I've long known that there must be a good movie hiding within the mess that is The Hobbit trilogy. The Maple Films edit takes some excellent steps toward pulling that good movie out of the muck. It's an improvement, to be sure. But for me, it ultimately fell short.
In an effort to save time, the Maple Films team ended up cutting out a lot of moments and scenes that I believe were necessary for narrative cohesion. Most notable, the Battle of Azanulbizar, which establishes Thorin's history with Azog. For better or worse, Azog is the major antagonist of the trilogy, and in order to give the final fight some emotional weight the history of the two characters is essential. Without it, he's just a random orc that is, for unknown reasons, an old enemy of Thorin and their conflict falls flat for the viewer.
-In an attempt to achieve visual consistency with The Lord of the Rings, they went overboard with the color grading. The desaturation throughout the film is far too extreme.
-A good effort at fixing Smaug the Golden, but he still appears wet while exiting Erebor. I acknowledge that this is one of the two most difficult challenges that fan editors of The Hobbit face. The other great challenge is...
-...the transition between An Unexpected Journey and The Desolation of Smaug. This cut leaves a lot to be desired. The voiceover was a creative solution, but in my opinion the flight of the eagles was cut far too short and the whole thing feels off.
-I loved the way this cut handled the deaths of Kili and Fili. I think the cut could have used a bit of polish, but the idea was fantastic.

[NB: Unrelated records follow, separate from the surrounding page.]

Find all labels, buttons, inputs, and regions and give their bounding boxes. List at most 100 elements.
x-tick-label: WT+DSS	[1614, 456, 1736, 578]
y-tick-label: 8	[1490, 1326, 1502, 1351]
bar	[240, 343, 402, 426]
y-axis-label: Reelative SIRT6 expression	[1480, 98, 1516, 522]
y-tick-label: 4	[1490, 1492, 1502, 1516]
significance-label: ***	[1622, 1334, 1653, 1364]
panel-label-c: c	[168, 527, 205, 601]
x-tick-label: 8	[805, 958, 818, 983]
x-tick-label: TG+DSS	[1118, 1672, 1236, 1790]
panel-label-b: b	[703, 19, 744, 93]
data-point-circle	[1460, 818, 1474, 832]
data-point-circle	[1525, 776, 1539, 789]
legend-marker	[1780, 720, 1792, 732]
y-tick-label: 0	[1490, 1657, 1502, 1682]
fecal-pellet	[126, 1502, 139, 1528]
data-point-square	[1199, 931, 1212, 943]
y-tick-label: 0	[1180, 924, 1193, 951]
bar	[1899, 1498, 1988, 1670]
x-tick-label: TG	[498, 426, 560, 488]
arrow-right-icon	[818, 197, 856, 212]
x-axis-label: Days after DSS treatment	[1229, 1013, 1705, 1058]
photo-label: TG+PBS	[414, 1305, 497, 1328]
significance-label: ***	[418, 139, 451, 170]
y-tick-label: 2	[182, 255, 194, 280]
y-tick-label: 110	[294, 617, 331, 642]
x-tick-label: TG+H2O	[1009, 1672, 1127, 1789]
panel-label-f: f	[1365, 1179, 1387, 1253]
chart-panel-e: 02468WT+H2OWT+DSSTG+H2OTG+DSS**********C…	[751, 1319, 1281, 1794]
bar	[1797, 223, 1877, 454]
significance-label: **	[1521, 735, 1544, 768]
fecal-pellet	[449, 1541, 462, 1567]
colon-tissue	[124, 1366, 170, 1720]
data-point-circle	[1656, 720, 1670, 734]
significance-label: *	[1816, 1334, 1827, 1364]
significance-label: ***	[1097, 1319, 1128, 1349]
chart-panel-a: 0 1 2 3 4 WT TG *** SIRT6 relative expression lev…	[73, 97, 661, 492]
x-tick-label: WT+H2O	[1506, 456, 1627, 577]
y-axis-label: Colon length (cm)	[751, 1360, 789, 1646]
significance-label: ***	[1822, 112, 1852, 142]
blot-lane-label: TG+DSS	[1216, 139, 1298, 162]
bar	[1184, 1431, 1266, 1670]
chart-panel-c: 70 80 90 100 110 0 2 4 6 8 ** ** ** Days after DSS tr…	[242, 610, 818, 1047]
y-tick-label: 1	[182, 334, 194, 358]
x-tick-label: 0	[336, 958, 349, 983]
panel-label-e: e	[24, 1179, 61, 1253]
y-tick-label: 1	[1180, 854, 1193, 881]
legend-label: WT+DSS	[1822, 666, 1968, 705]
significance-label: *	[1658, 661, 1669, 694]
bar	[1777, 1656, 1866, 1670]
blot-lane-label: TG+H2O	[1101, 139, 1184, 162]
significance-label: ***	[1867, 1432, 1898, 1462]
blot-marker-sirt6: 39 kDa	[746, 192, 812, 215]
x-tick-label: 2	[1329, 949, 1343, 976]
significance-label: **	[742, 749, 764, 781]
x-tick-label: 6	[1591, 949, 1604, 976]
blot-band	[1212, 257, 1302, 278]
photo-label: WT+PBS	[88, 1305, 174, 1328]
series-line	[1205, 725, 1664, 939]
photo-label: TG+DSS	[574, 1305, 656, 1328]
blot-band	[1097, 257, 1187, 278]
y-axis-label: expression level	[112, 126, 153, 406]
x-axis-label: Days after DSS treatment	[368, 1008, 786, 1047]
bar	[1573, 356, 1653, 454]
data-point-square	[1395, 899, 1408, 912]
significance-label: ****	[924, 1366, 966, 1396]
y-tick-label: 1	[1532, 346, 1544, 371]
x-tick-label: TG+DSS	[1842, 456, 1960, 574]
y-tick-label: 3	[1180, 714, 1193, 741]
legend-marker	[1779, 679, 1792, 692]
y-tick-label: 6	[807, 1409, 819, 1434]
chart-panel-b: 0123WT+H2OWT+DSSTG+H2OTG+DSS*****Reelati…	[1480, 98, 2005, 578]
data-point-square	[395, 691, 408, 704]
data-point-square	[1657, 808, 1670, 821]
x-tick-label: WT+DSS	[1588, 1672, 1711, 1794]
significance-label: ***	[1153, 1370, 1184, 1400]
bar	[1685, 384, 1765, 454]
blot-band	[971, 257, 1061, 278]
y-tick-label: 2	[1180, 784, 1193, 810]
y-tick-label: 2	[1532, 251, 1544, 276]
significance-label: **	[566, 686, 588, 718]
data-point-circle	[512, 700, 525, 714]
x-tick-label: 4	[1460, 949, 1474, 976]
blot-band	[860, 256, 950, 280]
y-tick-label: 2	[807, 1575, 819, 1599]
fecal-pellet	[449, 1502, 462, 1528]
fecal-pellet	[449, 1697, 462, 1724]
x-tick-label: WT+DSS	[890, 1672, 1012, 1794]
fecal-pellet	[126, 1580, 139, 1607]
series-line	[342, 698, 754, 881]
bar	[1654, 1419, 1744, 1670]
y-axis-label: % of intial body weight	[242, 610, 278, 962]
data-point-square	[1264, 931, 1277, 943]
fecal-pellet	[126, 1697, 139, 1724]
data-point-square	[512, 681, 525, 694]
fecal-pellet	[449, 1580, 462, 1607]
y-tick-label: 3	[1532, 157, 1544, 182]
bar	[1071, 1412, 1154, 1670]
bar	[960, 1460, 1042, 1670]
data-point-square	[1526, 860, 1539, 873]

My biggest thought after watching this edit was, "I thought this was supposed to be JRR Tolkein's The Hobbit?" I don't really feel that it's fair to title this edit in such a way when it's nowhere near a book cut. I still had to watch the Elven/Goblin fight during the barrel sequence, the dwarves still ran around with Smaug inside the mountain, Bard still shot the arrow off of his son's shoulder, and we watched the whole finale unfold between Thorin and Azog. It'd be one thing if there were just no good way to cut these things out, but they have all been skillfully taken care of in various other edits. This is absolutely a better film than the theatrical trilogy, but it falls short as a book cut, which is what I expected given the title.
Finally, I thought it was odd the massive amount of effort that went into all of the formats and subtitles available for this edit, yet they lazily copied and pasted the credits from The Battle of the Five Armies? Not only are there names of actors and characters who never appear in the film, there are drawings of them! I've heard time and again that the goal with fanedits is for them to feel like theatrical releases. When the end credits started rolling and a bunch of faces popped up that weren't in the film, it definitely screamed fanedit to me.
I apologize for the harsh review, but I have to disagree with the general consensus here--they put a lot of effort into this one, to be sure, but it fell short in a lot of ways for me, unfortunately.